Dopaminergic neurons differentiated from human embryonic stem (hES) cells release dopamine into medium. Briefly, human embryonic stem cells (H1 from Wicell) (passages P44–P54) were cultured in an undifferentiated state on feeder-free and serum-free conditions. They were differentiated into neural precursor cells (NPCs) by culturing them as floating cell aggregates (embryonic bodies) for 3 weeks in a medium supplemented with recombinant human Noggin and basic fibroblast growth factor (bFGF). The NPCs exhibited columnar morphology, formed neural rosettes (arrows, A) and expressed Pax6, immature neuronal marker (E). The selected neural structures were then cultured in suspension for 1 week to generate neurospheres (B). The majority of cells in the spheres stained positively for the neural precursor marker nestin (F). The spheres were then differentiatied into dopaminergic neurons according to the method of Yang et al. ⁵³ (C). The number of TH (green)/βIII-tubulin (red)–positive neurons (arrowheads) increased from 1 week (G) to 4 weeks (H) of the differentiation protocol. To explore whether the hESC-derived TH⁺ neurons were truly dopaminergic, hESC-derived dopaminergic neurons were analyzed for the release of dopamine (D). Cultures containing dopamine-differentiated cells were incubated in neural differentiation medium (NDM, control conditions) or in the same medium supplemented with KCl (which causes activity-dependent dopamine release) for 30 min. The media were then collected and dopamine levels were assayed by reverse-phase high-performance liquid chromatography (HPLC). As the percentage of TH⁺ cells in each plate varied somewhat (20–50%), examples of the potassium-stimulated release into the media from the cells are shown (D). In control conditions, 60 and 300 pg·mL⁻¹ dopamine were detected. The dopamine levels were elevated when the neurons were depolarized with potassium (72 and 450 pg·mL⁻¹, respectively).

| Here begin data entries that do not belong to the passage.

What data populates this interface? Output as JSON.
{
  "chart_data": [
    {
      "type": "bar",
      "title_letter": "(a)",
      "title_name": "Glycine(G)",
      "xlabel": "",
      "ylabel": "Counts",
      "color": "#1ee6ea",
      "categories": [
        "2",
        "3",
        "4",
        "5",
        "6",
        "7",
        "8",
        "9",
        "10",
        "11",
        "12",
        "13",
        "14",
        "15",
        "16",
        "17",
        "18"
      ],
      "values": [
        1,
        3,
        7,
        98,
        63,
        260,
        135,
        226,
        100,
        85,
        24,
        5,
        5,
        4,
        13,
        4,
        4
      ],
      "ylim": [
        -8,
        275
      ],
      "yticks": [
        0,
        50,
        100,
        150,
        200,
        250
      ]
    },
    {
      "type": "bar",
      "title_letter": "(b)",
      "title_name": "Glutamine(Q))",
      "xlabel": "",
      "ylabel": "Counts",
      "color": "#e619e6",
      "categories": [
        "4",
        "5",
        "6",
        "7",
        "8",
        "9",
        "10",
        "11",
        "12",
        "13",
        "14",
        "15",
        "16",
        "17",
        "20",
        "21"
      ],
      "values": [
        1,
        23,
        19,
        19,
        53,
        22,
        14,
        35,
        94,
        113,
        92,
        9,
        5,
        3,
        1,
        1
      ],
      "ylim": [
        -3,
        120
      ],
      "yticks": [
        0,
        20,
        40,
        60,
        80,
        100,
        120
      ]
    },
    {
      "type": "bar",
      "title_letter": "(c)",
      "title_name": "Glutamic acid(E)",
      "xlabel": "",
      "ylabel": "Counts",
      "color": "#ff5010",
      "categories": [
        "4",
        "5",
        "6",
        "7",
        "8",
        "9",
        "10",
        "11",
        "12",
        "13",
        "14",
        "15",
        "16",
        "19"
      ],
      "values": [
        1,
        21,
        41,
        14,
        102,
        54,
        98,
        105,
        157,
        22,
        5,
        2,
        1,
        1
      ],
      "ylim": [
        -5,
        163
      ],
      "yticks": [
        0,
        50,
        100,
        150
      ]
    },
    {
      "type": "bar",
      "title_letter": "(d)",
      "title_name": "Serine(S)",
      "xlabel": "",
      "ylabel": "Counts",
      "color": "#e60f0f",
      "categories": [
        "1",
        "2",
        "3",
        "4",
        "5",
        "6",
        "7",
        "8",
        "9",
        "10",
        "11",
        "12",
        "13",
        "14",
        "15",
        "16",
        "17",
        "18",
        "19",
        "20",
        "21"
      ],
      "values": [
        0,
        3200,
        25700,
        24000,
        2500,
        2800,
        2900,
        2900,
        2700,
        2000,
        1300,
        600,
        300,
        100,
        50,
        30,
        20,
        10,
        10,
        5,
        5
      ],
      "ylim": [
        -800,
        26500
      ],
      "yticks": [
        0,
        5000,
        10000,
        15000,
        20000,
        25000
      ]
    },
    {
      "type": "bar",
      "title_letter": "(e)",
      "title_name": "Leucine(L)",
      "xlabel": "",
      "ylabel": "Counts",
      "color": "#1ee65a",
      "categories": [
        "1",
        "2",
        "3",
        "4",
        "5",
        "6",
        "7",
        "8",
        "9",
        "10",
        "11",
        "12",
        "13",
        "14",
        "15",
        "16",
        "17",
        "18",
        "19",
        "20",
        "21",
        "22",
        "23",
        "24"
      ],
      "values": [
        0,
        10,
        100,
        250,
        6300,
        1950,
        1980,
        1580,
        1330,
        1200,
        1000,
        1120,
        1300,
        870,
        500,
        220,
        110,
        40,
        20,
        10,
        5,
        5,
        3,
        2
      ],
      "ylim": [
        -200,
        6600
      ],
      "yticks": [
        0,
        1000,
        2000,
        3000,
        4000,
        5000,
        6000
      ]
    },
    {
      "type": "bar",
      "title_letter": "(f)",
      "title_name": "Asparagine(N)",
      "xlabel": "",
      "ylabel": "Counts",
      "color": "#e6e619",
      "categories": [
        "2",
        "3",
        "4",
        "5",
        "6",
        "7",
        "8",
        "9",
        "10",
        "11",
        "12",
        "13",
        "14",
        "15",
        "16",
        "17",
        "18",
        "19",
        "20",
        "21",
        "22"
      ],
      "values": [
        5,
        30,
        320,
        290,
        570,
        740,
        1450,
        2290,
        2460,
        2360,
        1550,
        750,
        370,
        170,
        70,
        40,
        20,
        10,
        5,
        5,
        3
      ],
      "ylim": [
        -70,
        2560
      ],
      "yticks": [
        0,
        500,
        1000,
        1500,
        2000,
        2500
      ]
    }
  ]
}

There is much yet to do before stem cell–derived and reprogrammed cells are ready for rational and controlled clinical trials, including additional studies of toxicity, inappropriate migration, cell overgrowth, and immune rejection. Improved reliability of efficacy and more physiologic circuit reconstruction using tropic and trophic factors are also important goals. Future studies of brain repair and rejuvenation will also benefit from new discoveries of the genetic programs for brain development and improved tools for reprogramming cells, which will make it possible in the future to repair and replace the broken circuits in neurodegenerative diseases.